Elasticsearch does this, only not using the index name which might not be right anyway: it just looks at the range of timestamps in all the relevant shards and skips any shards that don't match the range in the query. It's a very cheap check to make, and saves any of this hassle: just search test-* and let Elasticsearch pick the right shards.

1 Like

Hi, is there some additional setting/configuration I should set to enable that feature?

I have added @timestamp field in my mapping, indexed some docs, and after few rollovers I tried to use range queries on @timestamp against test-* but I do not see any shards being skipped.

Here is some additional info.
When I add sort on @timestamp in query, I can see that some shards are being skipped:

GET test-*/_search
{"profile": "true", 
  "query": {"range": {
    "@timestamp": {
      "gte": "2021-04-08T10:00:11.473Z",
      "lte": "2021-04-08T14:00:11.473Z"
    }
  }}
  , "sort": [
    {
      "@timestamp": {
        "order": "desc"
      }
    }
  ]
}

Result:

 "took" : 1,
  "timed_out" : false,
  "_shards" : {
    "total" : 4,
    "successful" : 4,
    "skipped" : 2,
    "failed" : 0
  }

Without sorting on @timestamp field, there are no skipped shards, but query profiling is showing this for shards that should be skipped:

    "type" : "MatchNoDocsQuery",
    "description" : """MatchNoDocsQuery("User requested "match_none" query.")""",

Is it necessary to use sort on timestamp field if you want ES to skip shards that do not fit in time range?
What does MatchNoDocsQuery means?

Thanks.

It means that 2 shards won't have any of the data you are looking for so it's safe not to run the query against them.

2 Likes

What David said, but in other words, it means these shards are effectively being skipped too. A MatchNoDocsQuery matches no documents in the shard, and as you might imagine it doesn't take much time or effort to execute that.

2 Likes

I updated my post. Instead of

it's safe to run the query against them

I actually meant:

it's safe not to run the query against them

:slight_smile:

just found this post, as I'm trying to figure out something similar.

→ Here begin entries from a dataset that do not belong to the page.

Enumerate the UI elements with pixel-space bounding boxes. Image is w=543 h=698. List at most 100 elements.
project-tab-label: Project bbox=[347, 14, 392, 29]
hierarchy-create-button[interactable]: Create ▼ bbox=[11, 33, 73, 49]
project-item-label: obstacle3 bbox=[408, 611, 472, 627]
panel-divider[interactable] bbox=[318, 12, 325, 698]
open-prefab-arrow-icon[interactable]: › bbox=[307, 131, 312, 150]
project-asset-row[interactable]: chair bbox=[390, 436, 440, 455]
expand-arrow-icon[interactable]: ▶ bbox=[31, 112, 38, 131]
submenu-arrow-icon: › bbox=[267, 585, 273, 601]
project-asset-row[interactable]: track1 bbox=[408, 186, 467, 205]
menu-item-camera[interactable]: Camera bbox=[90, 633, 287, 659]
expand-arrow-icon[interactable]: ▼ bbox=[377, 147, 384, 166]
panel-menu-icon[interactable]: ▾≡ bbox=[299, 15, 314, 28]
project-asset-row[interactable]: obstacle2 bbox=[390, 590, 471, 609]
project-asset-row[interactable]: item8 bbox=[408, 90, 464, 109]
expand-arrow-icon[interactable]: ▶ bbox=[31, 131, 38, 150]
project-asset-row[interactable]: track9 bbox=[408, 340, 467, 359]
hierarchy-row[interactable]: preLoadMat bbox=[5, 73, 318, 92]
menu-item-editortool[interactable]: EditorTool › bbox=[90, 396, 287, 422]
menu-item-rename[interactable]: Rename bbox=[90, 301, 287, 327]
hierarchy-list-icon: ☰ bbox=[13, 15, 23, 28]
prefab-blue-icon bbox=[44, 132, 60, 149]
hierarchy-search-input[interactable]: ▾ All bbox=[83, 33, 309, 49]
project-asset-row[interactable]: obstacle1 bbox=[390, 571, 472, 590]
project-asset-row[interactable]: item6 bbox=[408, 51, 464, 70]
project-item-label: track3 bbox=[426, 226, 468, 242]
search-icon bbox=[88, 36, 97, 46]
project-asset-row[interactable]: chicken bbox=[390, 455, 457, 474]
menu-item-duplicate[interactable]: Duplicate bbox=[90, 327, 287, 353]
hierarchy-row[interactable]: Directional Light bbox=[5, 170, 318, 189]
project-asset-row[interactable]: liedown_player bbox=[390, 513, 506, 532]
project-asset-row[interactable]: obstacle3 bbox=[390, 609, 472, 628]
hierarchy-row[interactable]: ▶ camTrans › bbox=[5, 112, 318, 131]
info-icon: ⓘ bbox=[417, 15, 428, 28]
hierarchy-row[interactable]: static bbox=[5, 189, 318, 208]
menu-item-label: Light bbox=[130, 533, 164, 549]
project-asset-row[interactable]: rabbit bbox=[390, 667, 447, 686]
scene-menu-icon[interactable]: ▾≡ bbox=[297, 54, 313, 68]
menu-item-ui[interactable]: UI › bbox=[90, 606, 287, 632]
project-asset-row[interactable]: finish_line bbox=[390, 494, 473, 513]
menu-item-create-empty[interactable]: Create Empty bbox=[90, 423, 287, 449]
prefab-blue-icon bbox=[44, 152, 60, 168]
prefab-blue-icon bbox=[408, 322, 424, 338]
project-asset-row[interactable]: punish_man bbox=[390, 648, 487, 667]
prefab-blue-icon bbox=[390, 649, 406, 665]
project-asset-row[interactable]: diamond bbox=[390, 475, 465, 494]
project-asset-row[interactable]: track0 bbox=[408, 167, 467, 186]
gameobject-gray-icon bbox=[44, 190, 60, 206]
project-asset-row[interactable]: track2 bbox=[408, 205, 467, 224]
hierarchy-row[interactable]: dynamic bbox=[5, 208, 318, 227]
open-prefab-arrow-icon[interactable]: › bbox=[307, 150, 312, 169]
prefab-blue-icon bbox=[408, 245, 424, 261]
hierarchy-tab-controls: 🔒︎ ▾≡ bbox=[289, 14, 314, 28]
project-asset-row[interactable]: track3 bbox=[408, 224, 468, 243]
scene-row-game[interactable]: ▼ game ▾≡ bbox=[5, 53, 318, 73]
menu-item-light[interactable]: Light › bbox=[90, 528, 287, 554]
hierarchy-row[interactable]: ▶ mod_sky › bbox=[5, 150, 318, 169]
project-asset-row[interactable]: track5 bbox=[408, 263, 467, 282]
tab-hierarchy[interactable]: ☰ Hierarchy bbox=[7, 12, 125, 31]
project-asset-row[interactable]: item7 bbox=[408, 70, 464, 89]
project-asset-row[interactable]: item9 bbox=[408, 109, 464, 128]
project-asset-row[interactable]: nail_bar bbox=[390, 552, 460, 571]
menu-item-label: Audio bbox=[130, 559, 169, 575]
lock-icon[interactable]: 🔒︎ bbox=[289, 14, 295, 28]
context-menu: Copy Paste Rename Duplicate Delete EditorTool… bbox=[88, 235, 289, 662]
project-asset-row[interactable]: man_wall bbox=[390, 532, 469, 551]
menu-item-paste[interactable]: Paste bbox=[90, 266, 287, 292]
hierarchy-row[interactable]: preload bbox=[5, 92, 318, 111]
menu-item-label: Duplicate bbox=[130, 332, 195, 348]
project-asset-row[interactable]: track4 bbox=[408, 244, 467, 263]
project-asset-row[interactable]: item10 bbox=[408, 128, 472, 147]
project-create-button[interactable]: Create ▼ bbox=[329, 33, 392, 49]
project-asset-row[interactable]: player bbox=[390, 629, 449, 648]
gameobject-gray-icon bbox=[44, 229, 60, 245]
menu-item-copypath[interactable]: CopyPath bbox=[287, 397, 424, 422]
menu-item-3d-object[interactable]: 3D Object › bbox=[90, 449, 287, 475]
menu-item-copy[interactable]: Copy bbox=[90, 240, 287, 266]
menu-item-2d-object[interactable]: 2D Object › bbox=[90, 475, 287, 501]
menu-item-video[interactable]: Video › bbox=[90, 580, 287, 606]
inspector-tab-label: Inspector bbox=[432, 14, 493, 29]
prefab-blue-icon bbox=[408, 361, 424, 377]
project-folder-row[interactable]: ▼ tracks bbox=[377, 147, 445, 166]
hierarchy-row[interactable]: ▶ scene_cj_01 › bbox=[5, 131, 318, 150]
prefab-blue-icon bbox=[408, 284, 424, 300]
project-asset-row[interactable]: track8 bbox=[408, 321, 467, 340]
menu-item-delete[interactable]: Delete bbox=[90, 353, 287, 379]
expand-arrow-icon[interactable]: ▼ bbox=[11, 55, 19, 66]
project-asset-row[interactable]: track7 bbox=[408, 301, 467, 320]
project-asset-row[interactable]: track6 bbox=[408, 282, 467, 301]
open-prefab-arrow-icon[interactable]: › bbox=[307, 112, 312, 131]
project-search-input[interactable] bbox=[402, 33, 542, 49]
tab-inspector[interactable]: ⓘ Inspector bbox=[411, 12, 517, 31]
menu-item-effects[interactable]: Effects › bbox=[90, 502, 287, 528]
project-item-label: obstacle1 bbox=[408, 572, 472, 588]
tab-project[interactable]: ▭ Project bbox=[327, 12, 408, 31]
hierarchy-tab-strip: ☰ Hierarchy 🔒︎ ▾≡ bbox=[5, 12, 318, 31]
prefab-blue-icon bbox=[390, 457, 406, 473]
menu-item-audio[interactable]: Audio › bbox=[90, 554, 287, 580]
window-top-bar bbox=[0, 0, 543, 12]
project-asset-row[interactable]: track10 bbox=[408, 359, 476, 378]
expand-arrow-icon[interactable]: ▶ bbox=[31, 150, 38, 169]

I was wondering why the following query, returned: "skipped" : 0

POST /name-*/_search?
{
  "query": {
    "bool": {
      "filter": [
        {
          "range": {
            "datetime": {
              "gt": "now-2d"
            }
          }
        }
      ]
    }
  } 
}

 "took" : 29,
  "timed_out" : false,
  "_shards" : {
    "total" : 8,
    "successful" : 8,
    "skipped" : 0,
    "failed" : 0
  },

but when running the validateapi with the same query I got for 7 shards the same explanation:

 "index" : "name-000001",  
      "valid" : true,
      "explanation" : """MatchNoDocsQuery("User requested "match_none" query.")"""

and 1 shard actually had data:

 "explanation" : "#DateRangeIncludingNowQuery(datetime:[1618925727715 TO 9223372036854775807])"

so what's the difference between skipped:7 to skipped:0 AND 7 shards returning MatchNoDocsQuery ?

thanks!

Really it's just the phase at which the skipping takes place. We always try and rewrite the query to a MatchNoDocsQuery if possible, but sometimes this happens in a preflight check (resulting in skipped shards) and sometimes it happens at query time, depending on which is predicted to be more efficient.

1 Like

This topic was automatically closed 28 days after the last reply. New replies are no longer allowed.